使用 unnest_tokens() 对句子进行标记,忽略缩写

bsc*_*idr 4 text r tidytext

我正在使用优秀的tidytext包来标记几个段落中的句子。例如,我想摘录以下一段:

“我完全相信达西先生没有缺陷。他自己毫不掩饰地拥有它。”

并将其标记为两个句子

  1. “我完全相信达西先生没有缺陷。”
  2. “他毫不掩饰地拥有它。”

但是,当我使用默认句子标记器时,tidytext我得到三个句子。

代码

df <- data_frame(Example_Text = c("I am perfectly convinced by it that Mr. Darcy has no defect. He owns it himself without disguise."))

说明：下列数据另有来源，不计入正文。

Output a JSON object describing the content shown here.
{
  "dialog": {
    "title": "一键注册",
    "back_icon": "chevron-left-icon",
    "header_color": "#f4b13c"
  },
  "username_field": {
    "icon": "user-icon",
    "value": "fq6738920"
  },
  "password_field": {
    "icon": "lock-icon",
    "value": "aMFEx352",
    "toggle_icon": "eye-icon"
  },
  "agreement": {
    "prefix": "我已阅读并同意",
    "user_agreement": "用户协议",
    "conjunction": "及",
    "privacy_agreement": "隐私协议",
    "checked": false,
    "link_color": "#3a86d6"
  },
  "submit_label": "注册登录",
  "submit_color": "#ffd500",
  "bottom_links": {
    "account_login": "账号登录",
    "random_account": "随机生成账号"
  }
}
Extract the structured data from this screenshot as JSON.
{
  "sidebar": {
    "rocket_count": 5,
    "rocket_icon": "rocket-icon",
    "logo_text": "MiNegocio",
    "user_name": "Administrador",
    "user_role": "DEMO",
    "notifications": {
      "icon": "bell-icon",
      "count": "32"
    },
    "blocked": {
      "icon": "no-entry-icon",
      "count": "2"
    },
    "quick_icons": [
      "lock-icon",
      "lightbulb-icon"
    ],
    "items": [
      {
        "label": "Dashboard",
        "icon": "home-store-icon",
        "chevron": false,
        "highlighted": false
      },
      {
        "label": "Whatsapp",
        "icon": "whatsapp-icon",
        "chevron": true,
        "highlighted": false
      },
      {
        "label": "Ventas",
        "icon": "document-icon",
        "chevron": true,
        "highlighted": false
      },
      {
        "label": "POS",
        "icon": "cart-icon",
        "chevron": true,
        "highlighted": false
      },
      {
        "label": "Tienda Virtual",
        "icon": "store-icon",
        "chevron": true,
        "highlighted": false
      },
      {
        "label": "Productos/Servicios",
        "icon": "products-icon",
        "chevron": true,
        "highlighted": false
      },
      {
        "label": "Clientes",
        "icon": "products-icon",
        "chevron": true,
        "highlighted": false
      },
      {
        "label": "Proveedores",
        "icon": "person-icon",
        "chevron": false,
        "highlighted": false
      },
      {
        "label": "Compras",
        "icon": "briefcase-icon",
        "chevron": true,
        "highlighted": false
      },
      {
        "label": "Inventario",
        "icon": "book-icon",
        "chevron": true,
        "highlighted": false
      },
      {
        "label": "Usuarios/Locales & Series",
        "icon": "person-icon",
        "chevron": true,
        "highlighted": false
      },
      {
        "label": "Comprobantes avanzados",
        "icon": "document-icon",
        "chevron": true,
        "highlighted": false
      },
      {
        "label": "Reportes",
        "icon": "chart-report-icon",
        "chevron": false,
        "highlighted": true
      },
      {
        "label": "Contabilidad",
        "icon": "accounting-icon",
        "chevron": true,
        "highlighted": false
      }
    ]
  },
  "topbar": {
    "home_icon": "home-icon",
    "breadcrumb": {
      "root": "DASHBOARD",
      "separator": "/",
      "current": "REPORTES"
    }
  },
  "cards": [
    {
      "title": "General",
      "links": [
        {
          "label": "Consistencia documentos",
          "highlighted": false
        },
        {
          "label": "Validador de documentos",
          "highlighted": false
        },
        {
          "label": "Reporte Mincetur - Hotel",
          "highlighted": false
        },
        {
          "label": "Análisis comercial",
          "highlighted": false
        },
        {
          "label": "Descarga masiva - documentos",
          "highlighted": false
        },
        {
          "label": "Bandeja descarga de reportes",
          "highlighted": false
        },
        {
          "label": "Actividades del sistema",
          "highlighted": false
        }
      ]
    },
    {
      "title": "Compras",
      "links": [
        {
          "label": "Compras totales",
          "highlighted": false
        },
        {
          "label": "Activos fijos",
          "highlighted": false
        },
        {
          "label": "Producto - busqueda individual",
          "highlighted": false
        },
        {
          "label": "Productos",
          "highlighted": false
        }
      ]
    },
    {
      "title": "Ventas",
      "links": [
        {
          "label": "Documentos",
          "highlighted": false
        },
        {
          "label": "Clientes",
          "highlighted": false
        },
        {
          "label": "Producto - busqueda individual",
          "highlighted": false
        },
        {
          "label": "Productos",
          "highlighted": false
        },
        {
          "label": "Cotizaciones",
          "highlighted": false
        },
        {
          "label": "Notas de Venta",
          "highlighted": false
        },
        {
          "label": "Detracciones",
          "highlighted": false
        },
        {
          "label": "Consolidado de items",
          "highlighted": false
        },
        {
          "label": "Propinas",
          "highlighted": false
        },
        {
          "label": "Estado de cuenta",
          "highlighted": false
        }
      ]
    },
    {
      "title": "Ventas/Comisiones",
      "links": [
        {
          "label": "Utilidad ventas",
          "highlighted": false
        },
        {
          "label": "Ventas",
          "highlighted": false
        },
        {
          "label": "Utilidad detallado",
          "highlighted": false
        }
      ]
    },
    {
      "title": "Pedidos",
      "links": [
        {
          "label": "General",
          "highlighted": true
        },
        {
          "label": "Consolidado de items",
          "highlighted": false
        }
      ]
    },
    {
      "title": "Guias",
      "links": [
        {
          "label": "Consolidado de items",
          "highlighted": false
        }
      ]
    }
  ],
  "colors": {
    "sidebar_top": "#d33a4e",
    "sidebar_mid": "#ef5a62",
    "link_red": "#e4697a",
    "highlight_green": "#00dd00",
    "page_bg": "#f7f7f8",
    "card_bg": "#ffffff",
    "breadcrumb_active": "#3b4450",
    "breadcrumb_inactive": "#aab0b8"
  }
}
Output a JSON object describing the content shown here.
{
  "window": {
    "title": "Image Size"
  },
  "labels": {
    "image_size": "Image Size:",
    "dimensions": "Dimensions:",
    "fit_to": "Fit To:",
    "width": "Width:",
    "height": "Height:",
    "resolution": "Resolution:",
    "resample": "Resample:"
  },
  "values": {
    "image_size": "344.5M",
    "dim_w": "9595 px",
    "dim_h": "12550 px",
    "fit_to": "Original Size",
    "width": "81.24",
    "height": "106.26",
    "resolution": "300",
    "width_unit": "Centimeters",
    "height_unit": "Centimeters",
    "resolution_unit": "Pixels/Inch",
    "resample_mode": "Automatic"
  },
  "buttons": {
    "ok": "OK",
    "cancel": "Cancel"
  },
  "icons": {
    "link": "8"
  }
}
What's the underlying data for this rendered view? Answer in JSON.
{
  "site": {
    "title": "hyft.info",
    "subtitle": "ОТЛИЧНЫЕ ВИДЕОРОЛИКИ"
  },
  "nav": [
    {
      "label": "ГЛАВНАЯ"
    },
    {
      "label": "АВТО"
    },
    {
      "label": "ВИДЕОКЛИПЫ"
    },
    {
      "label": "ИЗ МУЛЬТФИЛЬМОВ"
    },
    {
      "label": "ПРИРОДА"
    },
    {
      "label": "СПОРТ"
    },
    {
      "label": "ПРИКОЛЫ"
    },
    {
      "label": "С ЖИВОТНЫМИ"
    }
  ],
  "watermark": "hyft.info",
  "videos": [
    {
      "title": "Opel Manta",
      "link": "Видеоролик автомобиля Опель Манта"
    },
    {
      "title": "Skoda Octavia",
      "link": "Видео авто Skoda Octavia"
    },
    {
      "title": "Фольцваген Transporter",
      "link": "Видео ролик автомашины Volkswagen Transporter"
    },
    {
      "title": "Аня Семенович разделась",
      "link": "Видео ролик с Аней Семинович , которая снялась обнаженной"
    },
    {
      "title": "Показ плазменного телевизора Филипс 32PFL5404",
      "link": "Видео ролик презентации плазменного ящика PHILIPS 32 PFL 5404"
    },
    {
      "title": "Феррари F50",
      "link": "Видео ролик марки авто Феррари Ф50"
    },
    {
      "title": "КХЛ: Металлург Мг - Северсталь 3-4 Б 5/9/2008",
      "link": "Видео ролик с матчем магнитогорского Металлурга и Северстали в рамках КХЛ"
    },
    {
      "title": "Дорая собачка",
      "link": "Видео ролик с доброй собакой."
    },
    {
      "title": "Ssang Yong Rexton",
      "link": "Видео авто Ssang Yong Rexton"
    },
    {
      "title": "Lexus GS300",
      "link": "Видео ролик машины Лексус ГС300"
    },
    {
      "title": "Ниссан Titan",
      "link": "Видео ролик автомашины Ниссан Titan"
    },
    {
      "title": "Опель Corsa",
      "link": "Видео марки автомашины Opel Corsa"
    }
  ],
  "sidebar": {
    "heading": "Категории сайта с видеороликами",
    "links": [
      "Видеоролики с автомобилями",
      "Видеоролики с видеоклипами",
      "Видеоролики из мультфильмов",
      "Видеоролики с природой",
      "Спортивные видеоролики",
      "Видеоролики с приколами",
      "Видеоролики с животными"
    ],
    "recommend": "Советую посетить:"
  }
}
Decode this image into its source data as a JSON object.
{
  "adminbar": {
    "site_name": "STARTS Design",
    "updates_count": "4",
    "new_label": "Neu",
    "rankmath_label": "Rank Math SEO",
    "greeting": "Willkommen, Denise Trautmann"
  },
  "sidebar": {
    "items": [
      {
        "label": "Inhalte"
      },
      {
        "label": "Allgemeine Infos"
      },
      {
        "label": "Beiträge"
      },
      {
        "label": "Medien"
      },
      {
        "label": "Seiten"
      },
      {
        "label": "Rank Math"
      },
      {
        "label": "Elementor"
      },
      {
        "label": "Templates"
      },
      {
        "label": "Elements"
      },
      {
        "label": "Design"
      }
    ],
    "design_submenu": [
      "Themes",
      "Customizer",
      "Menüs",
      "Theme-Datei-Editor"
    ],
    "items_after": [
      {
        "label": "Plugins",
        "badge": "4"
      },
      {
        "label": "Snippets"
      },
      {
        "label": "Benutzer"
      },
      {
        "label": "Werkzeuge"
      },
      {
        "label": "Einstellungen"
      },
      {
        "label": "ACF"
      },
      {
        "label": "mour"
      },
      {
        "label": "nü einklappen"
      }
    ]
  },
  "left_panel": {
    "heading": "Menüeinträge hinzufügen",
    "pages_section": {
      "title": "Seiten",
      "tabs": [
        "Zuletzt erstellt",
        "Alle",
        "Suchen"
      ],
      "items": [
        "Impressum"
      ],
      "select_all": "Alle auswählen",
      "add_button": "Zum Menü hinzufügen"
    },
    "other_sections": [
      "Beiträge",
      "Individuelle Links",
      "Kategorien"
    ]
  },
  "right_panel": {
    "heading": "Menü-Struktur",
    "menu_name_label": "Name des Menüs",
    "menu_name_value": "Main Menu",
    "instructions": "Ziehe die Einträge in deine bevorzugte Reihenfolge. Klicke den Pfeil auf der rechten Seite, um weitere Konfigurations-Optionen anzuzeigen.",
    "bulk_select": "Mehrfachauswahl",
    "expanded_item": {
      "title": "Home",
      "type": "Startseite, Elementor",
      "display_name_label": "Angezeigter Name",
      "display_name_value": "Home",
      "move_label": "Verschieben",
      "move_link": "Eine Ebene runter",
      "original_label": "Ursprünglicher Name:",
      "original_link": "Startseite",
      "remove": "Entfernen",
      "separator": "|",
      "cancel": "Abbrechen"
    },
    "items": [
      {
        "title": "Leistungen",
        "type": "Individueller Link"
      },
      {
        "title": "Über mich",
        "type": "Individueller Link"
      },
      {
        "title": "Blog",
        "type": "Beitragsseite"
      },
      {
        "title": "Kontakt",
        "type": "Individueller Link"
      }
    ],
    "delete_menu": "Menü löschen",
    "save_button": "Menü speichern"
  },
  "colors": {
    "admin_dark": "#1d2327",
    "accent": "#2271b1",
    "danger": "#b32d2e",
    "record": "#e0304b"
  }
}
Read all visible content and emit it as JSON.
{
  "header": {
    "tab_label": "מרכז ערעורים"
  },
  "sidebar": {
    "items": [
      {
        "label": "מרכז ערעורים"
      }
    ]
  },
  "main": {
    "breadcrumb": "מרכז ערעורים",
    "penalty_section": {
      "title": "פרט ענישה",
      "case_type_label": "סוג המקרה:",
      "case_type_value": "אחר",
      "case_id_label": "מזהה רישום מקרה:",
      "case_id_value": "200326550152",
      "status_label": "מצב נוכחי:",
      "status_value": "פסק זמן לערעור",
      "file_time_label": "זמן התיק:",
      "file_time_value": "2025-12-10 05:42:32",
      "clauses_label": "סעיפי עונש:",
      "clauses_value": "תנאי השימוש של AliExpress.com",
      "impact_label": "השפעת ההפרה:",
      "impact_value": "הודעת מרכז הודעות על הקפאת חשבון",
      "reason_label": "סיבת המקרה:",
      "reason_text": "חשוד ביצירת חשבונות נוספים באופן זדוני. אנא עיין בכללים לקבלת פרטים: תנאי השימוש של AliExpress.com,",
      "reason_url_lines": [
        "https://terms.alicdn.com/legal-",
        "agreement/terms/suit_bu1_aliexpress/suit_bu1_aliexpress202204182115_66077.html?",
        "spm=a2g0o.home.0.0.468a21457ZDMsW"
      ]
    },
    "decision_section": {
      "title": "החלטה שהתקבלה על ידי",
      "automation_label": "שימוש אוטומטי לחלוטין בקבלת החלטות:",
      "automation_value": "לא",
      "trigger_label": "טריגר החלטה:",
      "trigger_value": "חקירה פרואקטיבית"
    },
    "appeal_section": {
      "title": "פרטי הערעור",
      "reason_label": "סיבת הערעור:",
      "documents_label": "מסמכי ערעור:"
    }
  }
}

unnest_tokens(df, input = "Example_Text", output = "Sentence", token = "sentences")
Run Code Online (Sandbox Code Playgroud)

结果

# A tibble: 3 x 1
                              Sentence
                                <chr>
1 i am perfectly convinced by it that mr.
2                    darcy has no defect.
3    he owns it himself without disguise.
Run Code Online (Sandbox Code Playgroud)

有什么简单的方法可以用来tidytext标记句子,但不会遇到常见缩写(例如“Mr.”)的问题?或“博士”。被解释为句子结尾?

avi*_*seR 6

您可以使用正则表达式作为分割条件,但不能保证这将包括所有常见的恐怖情况:

unnest_tokens(df, input = "Example_Text", output = "Sentence", token = "regex",
              pattern = "(?<!\\b\\p{L}r)\\.")
Run Code Online (Sandbox Code Playgroud)

结果:

# A tibble: 2 x 1
                                                     Sentence
                                                        <chr>
1 i am perfectly convinced by it that mr. darcy has no defect
2                         he owns it himself without disguise
Run Code Online (Sandbox Code Playgroud)

当然,您始终可以创建自己的常见标题列表,并根据该列表创建正则表达式:

titles =  c("Mr", "Dr", "Mrs", "Ms", "Sr", "Jr")
regex = paste0("(?<!\\b(", paste(titles, collapse = "|"), "))\\.")
# > regex
# [1] "(?<!\\b(Mr|Dr|Mrs|Ms|Sr|Jr))\\."

unnest_tokens(df, input = "Example_Text", output = "Sentence", token = "regex",
              pattern = regex)
Run Code Online (Sandbox Code Playgroud)

  • 不幸的是,这个解决方案因以“引号”结尾的句子而中断。(在美国印刷术中,我们将结束标点符号放在引号内。)如果您要删除标点符号,这可能会或可能不重要。 (2认同)

Pat*_*rry 5

语料库和Quanteda在确定句子边界时对缩写都有特殊处理。以下是如何使用语料库分割句子:

library(dplyr)
library(corpus)
df <- data_frame(Example_Text = c("I am perfectly convinced by it that Mr. Darcy has no defect. He owns it himself without disguise."))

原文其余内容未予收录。